The UN security Council has “seen and heard” the challenges facing Colombia’s peace process, the council’s president, Peruvian Ambassador Gustavo Meza said Sunday.
After meeting with state officials in Bogota on Friday, the 15 members of the security council traveled to southwest Colombia on Saturday to visit a FARC reintegration site in Caldono, Cauca.
In the municipality that has been among the hardest hit by the conflict, the ambassadors met with reintegrating FARC members and representatives of the community.
I believe that the members of the Council have a shared vision that the peace process is an objective that everyone in Colombia, at this moment, shares as a very important objective.
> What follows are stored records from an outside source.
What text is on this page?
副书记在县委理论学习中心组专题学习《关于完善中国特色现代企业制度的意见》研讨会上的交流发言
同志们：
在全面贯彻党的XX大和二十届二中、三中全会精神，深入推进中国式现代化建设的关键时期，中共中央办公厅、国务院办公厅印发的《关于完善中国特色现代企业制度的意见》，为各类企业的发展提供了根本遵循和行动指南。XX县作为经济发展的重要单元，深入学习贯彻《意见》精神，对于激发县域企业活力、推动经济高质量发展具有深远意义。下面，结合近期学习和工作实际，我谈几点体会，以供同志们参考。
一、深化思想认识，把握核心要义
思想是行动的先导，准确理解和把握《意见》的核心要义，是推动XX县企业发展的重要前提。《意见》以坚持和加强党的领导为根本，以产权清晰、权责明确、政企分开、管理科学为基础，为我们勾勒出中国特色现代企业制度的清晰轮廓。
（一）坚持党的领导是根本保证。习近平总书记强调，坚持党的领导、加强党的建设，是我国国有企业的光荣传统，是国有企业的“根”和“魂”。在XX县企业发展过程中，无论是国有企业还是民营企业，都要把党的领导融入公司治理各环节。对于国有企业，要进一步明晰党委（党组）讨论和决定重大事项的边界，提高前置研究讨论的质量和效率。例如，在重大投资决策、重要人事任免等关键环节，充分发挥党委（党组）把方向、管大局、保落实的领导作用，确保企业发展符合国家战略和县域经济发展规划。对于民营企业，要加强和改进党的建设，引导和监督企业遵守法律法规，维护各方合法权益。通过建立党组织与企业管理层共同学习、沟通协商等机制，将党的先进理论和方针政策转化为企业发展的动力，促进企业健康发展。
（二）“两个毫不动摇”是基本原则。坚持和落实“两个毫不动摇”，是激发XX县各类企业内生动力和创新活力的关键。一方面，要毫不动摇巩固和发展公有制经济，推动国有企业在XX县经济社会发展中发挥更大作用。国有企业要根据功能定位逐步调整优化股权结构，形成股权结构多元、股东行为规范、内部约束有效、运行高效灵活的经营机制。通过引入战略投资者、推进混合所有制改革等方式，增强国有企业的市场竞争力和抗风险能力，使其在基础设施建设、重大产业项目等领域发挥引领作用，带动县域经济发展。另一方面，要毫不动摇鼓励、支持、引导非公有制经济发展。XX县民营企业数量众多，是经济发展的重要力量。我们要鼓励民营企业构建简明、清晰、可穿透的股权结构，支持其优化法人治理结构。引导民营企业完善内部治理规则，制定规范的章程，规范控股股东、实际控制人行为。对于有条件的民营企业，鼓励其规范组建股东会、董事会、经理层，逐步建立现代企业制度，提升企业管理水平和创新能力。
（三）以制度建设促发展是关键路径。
But we also know that there are challenges and we have seen them, heard them, among others, the issue of the murders of social leaders and also the need for social infrastructure on the part of the government.
Security Council chairman Gustavo Meza
Before their trip to one of Colombia’s most notoriously violent areas, the ambassadors spent a day in Bogota during which they met with the administration of President Ivan Duque, the presidents of the different units that make up the transitional justice system and members of Congress.
The UN visit was boycotted by Duque’s far-right political party that has fiercely opposed the peace process since the beginning.
Congress tells UN ‘dark forces’ are ‘doing everything possible’ to make Colombia’s peace process fail
Through its mission in Colombia, the UN Security Council has been monitoring the peace process from New York since before guerrilla group FARC agreed to lay down its weapons in November 2016.
Duque asked the UN to extend its monitoring mission whose mandate was set to expire in September, a request that is likely to be granted by the council.
The peace process seeks to end more than half a year of armed conflict between the FARC and the state and is currently halfway its third year.